La vie leur sourit malgré tout deux ans après cette mort tragique. »On a eu une chance énorme. Alors que mes parties génitales sont brûlées, on a pu avoir un petit garçon. Il est né en novembre 2013. C’est ce qui nous permet de nous raccrocher à la vie parce qu’après tout ça, on perd la notion de tout. On se demande ce qu’on a fait pour mériter tout ça. »

Aujourd’hui, Stef reste marqué par ces événements dramatiques, qui laissent des séquelles physiques et morales.

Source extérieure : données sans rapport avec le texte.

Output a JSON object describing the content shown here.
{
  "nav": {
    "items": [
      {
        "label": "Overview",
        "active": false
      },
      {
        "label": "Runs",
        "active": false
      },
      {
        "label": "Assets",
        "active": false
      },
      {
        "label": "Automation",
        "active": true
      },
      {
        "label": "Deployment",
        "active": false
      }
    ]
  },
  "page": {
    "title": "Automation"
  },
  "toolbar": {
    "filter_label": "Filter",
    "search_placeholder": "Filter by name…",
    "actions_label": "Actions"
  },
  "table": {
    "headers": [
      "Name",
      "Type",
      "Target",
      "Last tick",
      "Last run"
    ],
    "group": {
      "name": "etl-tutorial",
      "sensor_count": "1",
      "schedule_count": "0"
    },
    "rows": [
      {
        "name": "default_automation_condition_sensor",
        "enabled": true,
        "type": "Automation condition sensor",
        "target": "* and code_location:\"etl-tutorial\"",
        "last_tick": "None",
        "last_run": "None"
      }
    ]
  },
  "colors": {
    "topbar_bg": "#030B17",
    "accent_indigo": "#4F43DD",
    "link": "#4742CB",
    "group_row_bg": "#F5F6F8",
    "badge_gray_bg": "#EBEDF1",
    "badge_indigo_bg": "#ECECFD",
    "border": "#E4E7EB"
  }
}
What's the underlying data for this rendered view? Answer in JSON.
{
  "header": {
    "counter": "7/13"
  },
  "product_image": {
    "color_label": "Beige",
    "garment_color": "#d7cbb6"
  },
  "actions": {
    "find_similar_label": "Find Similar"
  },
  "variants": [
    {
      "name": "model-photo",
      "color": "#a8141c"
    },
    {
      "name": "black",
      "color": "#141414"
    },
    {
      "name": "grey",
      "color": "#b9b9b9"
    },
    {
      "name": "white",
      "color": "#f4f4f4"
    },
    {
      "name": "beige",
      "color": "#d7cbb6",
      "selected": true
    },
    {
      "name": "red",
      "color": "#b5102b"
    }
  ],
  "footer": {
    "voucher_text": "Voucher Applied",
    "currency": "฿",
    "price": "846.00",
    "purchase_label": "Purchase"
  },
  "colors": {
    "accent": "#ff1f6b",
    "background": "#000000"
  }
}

« Je ne pourrai plus jamais courir comme avant. Le problème des brûlures au troisième degré, c’est que ça attaque la peau bien sûr, mais aussi les tendons, le système musculaire et le système lymphatique. Là où il y a les nœuds, les reliures des greffes, ça craque souvent et ça saigne. Je ne peux pas aller quelque part sans prendre mon lot de pansements et d’antidouleurs. Ma compagne la plus proche, ce n’est plus ma femme, mes amis, la guitare, c’est la souffrance », confie-t-il.

C’est d’ailleurs en partie pour partager cette souffrance avec les personnes atteintes de maladies graves que Stef a décidé d’écrire son livre. Grâce à sa propre expérience, il peut ainsi donner des conseils aux victimes et à leurs proches.